Abstract Search

ISEF | Projects Database | Finalist Abstract

Back to Search Results | Print PDF

Investigating the Role of Pseudogenes as the Source of Conserved Non-coding Elements in the Human Genome

Booth Id:
CBIO012

Category:
Computational Biology and Bioinformatics

Year:
2017

Finalist Names:
Liu, Joyce (School: West Windor-Plainsboro High School South)

Abstract:
More than 98% of the human genome is defined as non-coding DNA. Many of these noncoding elements are simply remnants of ancient genetic material, but studies indicate that 5% of the genome is composed of non-coding sequences that have been highly conserved. The strong evolutionary pressure on these conserved non-coding elements (CNEs) imply that these regions likely perform some significant function in the genome. Recent studies also suggest that pseudogenes, once-functioning protein-coding genes that have lost their gene expression or their ability to code proteins, may account half of the CNEs in the human genome.
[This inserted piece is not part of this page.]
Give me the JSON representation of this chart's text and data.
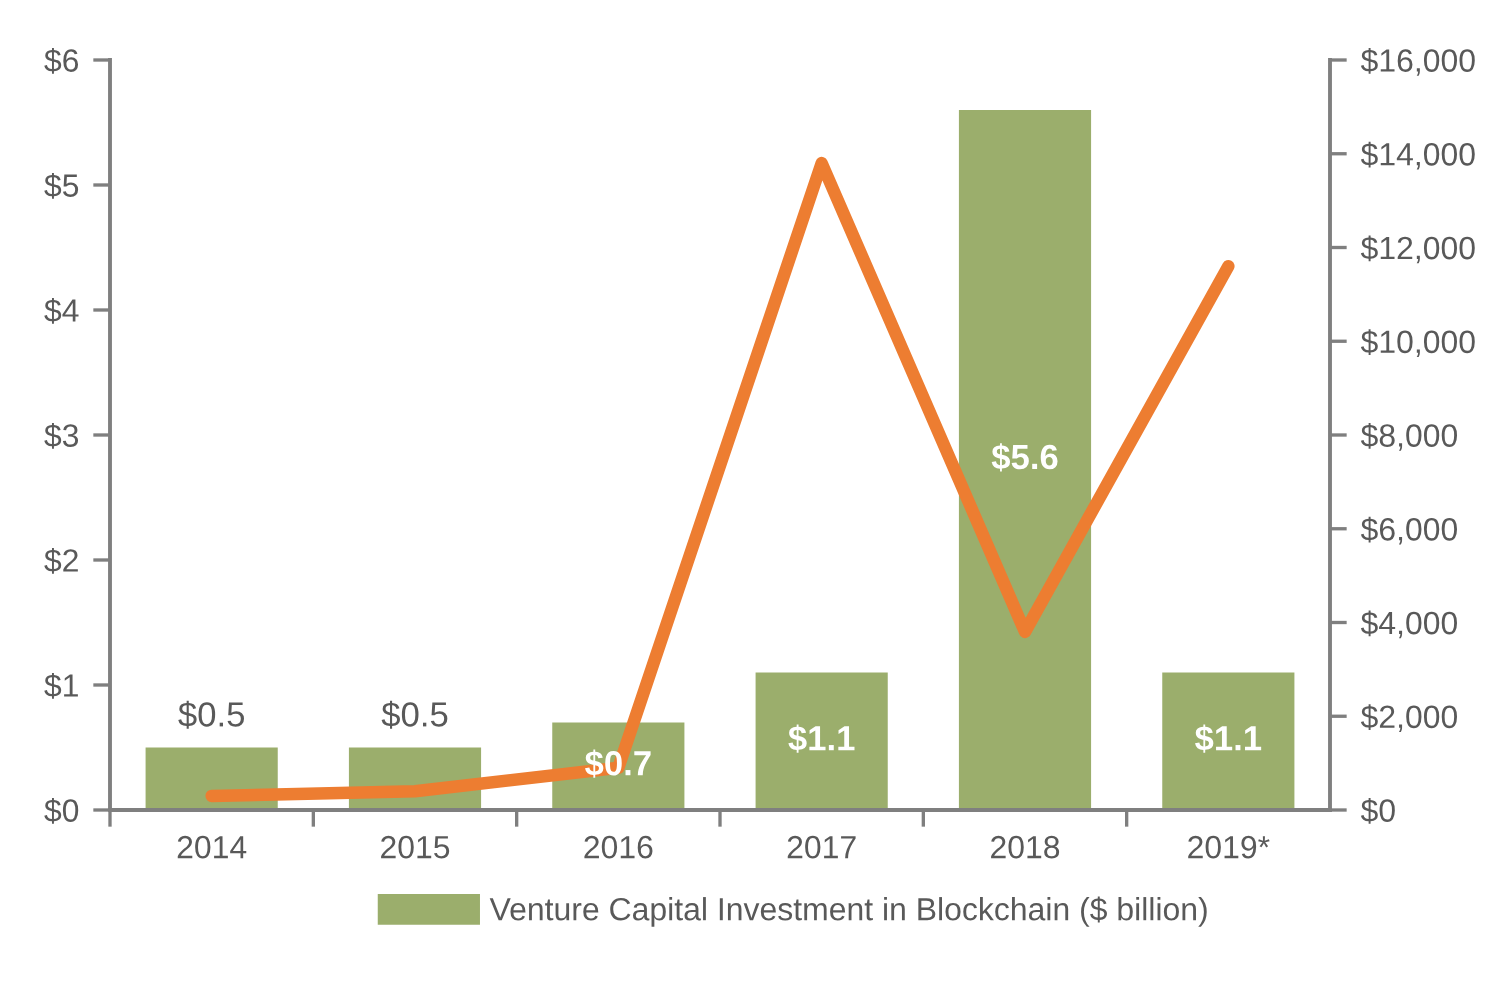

In this paper, we investigate the relationship between pseudogenes and CNEs in order to identify the function, purpose, and properties of conserved non-coding elements in the human genome. Using two sets of human CNEs of varying degrees of robustness, we analyzed the overlap between pseudogenes and CNEs. After determining the relationship between pseudogenes and CNEs we analyzed the proximity of each CNE to known genes and DNase hypersensitivity peaks. Results showed that CNEs of a more nuanced statistical model of significant conservation, demonstrated a minuscule percentage of overlap with pseudogenes. This suggests that real CNEs, showing conservation over a broad evolutionary distribution, seem not to be the result of pseudogene activity. Furthermore, CNEs demonstrated a strong correlation to DNase hypersensitivity peaks, suggesting that CNEs are highly accessible. Some CNEs may also be closely associated with known protein coding regions, as many CNEs displayed close proximity to known genes.